I realize it's sexy to return the data again so it can be used
immediately, but in practice it's more useful to return an integer. For
example, if you want to fill a buffer, you need a loop anyways (there's
no guarantee that the first read will fill the buffer), and at that
point, you are just going to use the length member of the return value
to advance your loop.
I'd say, return -1 if a non-blocking stream returns no data, 0 on EOF,
positive on data read, and throw an exception on error.
Maybe it's only me but I would prefer non-blocking IO not mixed with
blocking in such a way.

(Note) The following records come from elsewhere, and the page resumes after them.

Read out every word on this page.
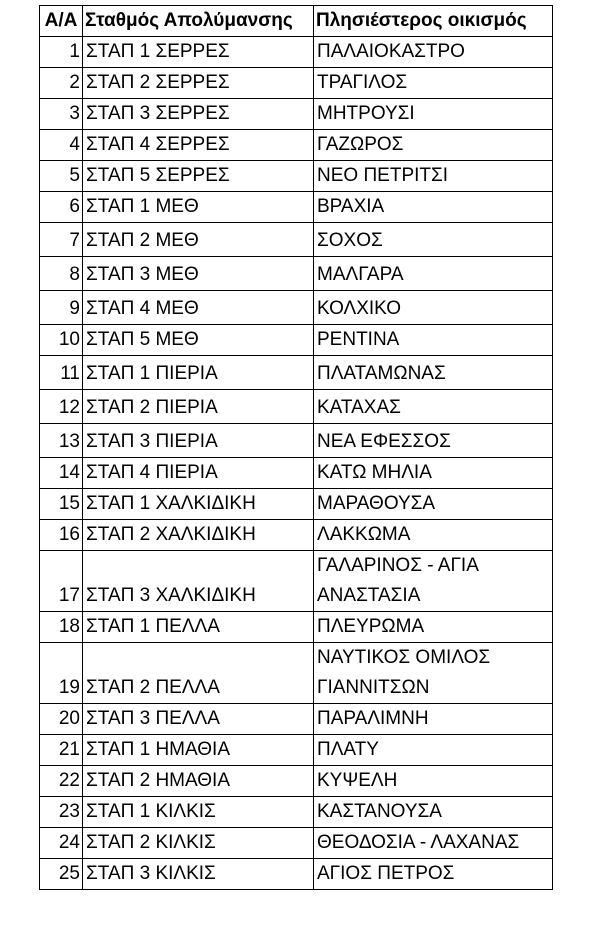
Α/Α	Σταθμός Απολύμανσης	Πλησιέστερος οικισμός
1	ΣΤΑΠ 1 ΣΕΡΡΕΣ	ΠΑΛΑΙΟΚΑΣΤΡΟ
2	ΣΤΑΠ 2 ΣΕΡΡΕΣ	ΤΡΑΓΙΛΟΣ
3	ΣΤΑΠ 3 ΣΕΡΡΕΣ	ΜΗΤΡΟΥΣΙ
4	ΣΤΑΠ 4 ΣΕΡΡΕΣ	ΓΑΖΩΡΟΣ
5	ΣΤΑΠ 5 ΣΕΡΡΕΣ	ΝΕΟ ΠΕΤΡΙΤΣΙ
6	ΣΤΑΠ 1 ΜΕΘ	ΒΡΑΧΙΑ
7	ΣΤΑΠ 2 ΜΕΘ	ΣΟΧΟΣ
8	ΣΤΑΠ 3 ΜΕΘ	ΜΑΛΓΑΡΑ
9	ΣΤΑΠ 4 ΜΕΘ	ΚΟΛΧΙΚΟ
10	ΣΤΑΠ 5 ΜΕΘ	ΡΕΝΤΙΝΑ
11	ΣΤΑΠ 1 ΠΙΕΡΙΑ	ΠΛΑΤΑΜΩΝΑΣ
12	ΣΤΑΠ 2 ΠΙΕΡΙΑ	ΚΑΤΑΧΑΣ
13	ΣΤΑΠ 3 ΠΙΕΡΙΑ	ΝΕΑ ΕΦΕΣΣΟΣ
14	ΣΤΑΠ 4 ΠΙΕΡΙΑ	ΚΑΤΩ ΜΗΛΙΑ
15	ΣΤΑΠ 1 ΧΑΛΚΙΔΙΚΗ	ΜΑΡΑΘΟΥΣΑ
16	ΣΤΑΠ 2 ΧΑΛΚΙΔΙΚΗ	ΛΑΚΚΩΜΑ
17	ΣΤΑΠ 3 ΧΑΛΚΙΔΙΚΗ	ΓΑΛΑΡΙΝΟΣ - ΑΓΙΑ ΑΝΑΣΤΑΣΙΑ
18	ΣΤΑΠ 1 ΠΕΛΛΑ	ΠΛΕΥΡΩΜΑ
19	ΣΤΑΠ 2 ΠΕΛΛΑ	ΝΑΥΤΙΚΟΣ ΟΜΙΛΟΣ ΓΙΑΝΝΙΤΣΩΝ
20	ΣΤΑΠ 3 ΠΕΛΛΑ	ΠΑΡΑΛΙΜΝΗ
21	ΣΤΑΠ 1 ΗΜΑΘΙΑ	ΠΛΑΤΥ
22	ΣΤΑΠ 2 ΗΜΑΘΙΑ	ΚΥΨΕΛΗ
23	ΣΤΑΠ 1 ΚΙΛΚΙΣ	ΚΑΣΤΑΝΟΥΣΑ
24	ΣΤΑΠ 2 ΚΙΛΚΙΣ	ΘΕΟΔΟΣΙΑ - ΛΑΧΑΝΑΣ
25	ΣΤΑΠ 3 ΚΙΛΚΙΣ	ΑΓΙΟΣ ΠΕΤΡΟΣ
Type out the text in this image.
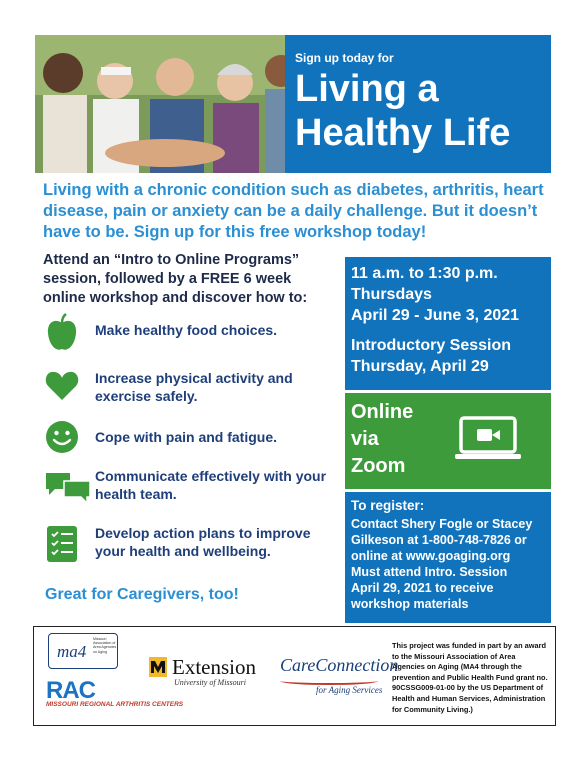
Sign up today for
Living a Healthy Life
Living with a chronic condition such as diabetes, arthritis, heart disease, pain or anxiety can be a daily challenge. But it doesn’t have to be. Sign up for this free workshop today!
Attend an “Intro to Online Programs” session, followed by a FREE 6 week online workshop and discover how to:
Make healthy food choices.
Increase physical activity and exercise safely.
Cope with pain and fatigue.
Communicate effectively with your health team.
Develop action plans to improve your health and wellbeing.
Great for Caregivers, too!
11 a.m. to 1:30 p.m.
Thursdays
April 29 - June 3, 2021
Introductory Session
Thursday, April 29
Online
via
Zoom
To register:
Contact Shery Fogle or Stacey
Gilkeson at 1-800-748-7826 or
online at www.goaging.org
Must attend Intro. Session
April 29, 2021 to receive
workshop materials
ma4
Missouri Association of Area Agencies on Aging
RAC
MISSOURI REGIONAL ARTHRITIS CENTERS
Extension
University of Missouri
CareConnection
for Aging Services
This project was funded in part by an award to the Missouri Association of Area Agencies on Aging (MA4 through the prevention and Public Health Fund grant no. 90CSSG009-01-00 by the US Department of Health and Human Services, Administration for Community Living.)
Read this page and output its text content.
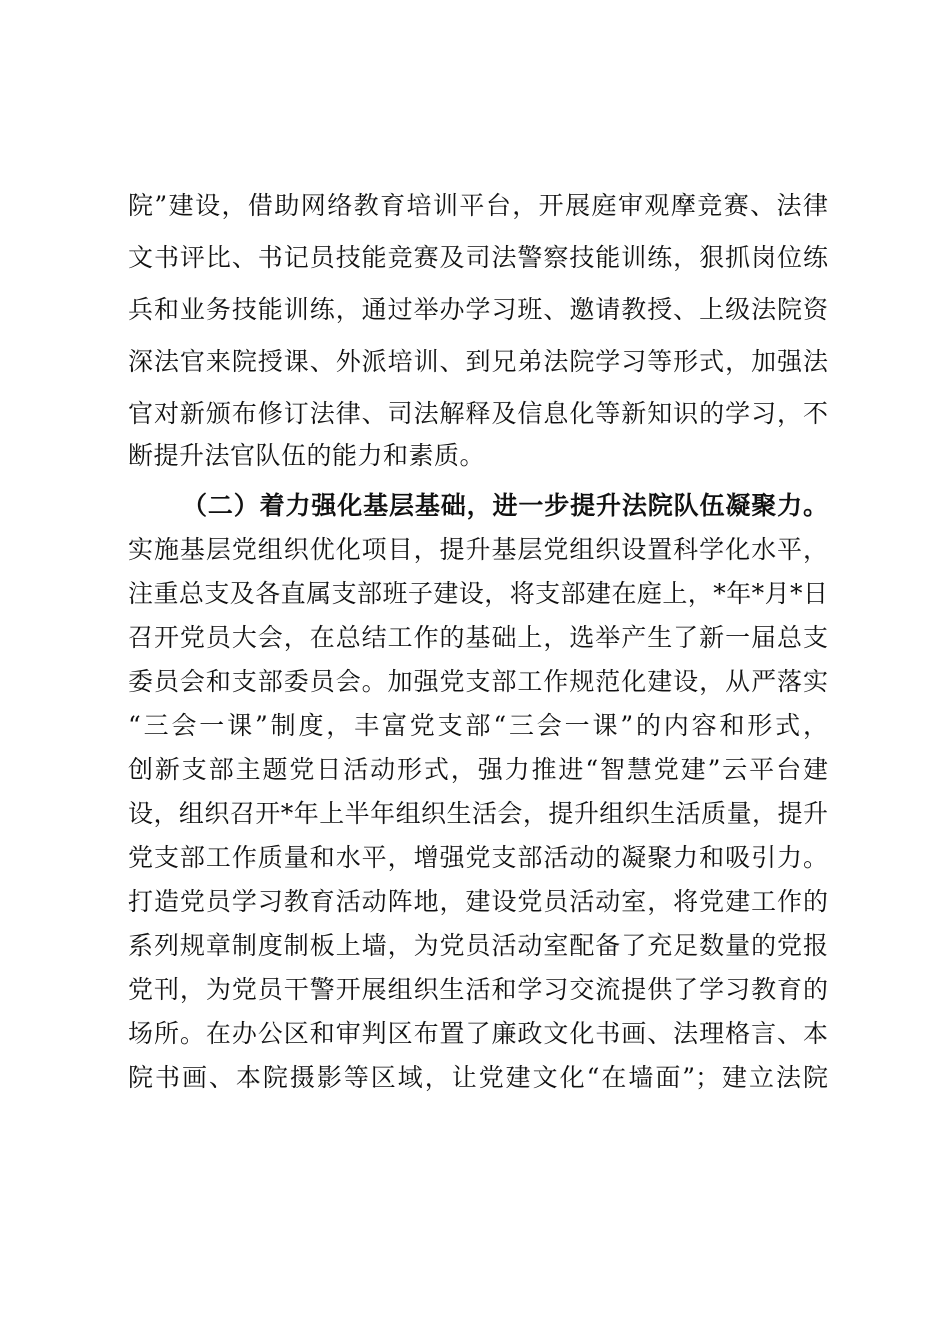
院”建设，借助网络教育培训平台，开展庭审观摩竞赛、法律
文书评比、书记员技能竞赛及司法警察技能训练，狠抓岗位练
兵和业务技能训练，通过举办学习班、邀请教授、上级法院资
深法官来院授课、外派培训、到兄弟法院学习等形式，加强法
官对新颁布修订法律、司法解释及信息化等新知识的学习，不
断提升法官队伍的能力和素质。
（二）着力强化基层基础，进一步提升法院队伍凝聚力。
实施基层党组织优化项目，提升基层党组织设置科学化水平，
注重总支及各直属支部班子建设，将支部建在庭上，*年*月*日
召开党员大会，在总结工作的基础上，选举产生了新一届总支
委员会和支部委员会。加强党支部工作规范化建设，从严落实
“三会一课”制度，丰富党支部“三会一课”的内容和形式，
创新支部主题党日活动形式，强力推进“智慧党建”云平台建
设，组织召开*年上半年组织生活会，提升组织生活质量，提升
党支部工作质量和水平，增强党支部活动的凝聚力和吸引力。
打造党员学习教育活动阵地，建设党员活动室，将党建工作的
系列规章制度制板上墙，为党员活动室配备了充足数量的党报
党刊，为党员干警开展组织生活和学习交流提供了学习教育的
场所。在办公区和审判区布置了廉政文化书画、法理格言、本
院书画、本院摄影等区域，让党建文化“在墙面”；建立法院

Imagine function that takes an
UnbufferedInputTransport, how should it indicate that it expects only a
non-blocking IO capable transport? Or the other way around. Checking
return codes hardly helps anything, and it means supporting both types
everywhere, which is a source of all kind of weird problems.
From my (somewhat limited) experience, code paths for blocking and
non-blocking IO are quite different, the latter are performed by
*special* asynchronous calls which are supported by all modern OSes for
things like files/sockets.
Then my position would be:
1) All read/write methods are *blocking*, returning empty slices on EOF.
2) Transport that supports asynchronous IO should implement extended
interfaces like
interface AsyncInputTransport: UnbufferedInputTransport{
void asyncRead(ubyte[] buffer, void delegate(ubyte[] data)
callback=null);
}
interface AsyncOutputTransport: UnbufferedOutputTransport{
void asyncWrite(ubyte[] buffer, void delegate(ubyte[] data)
callback=null);
}
Where callback (if not null) is called with a slice of buffer containing
actual read/written bytes on IO completion.
Any calls to read/asyncRead while there is asynchronous IO operation
going on should throw, of course.
On Linux, you set the file descriptor to blocking or non-blocking, and
read(fd) returns errno=EWOULDBLOCK when no data is available. How does
this fit into your scheme? I.e. if you call read() on a
AsyncInputTransport, what does it do when it gets this error?
It's quite possible that there is some API I'm unaware of for doing
non-blocking and blocking I/O interleaved, but this has been my experience.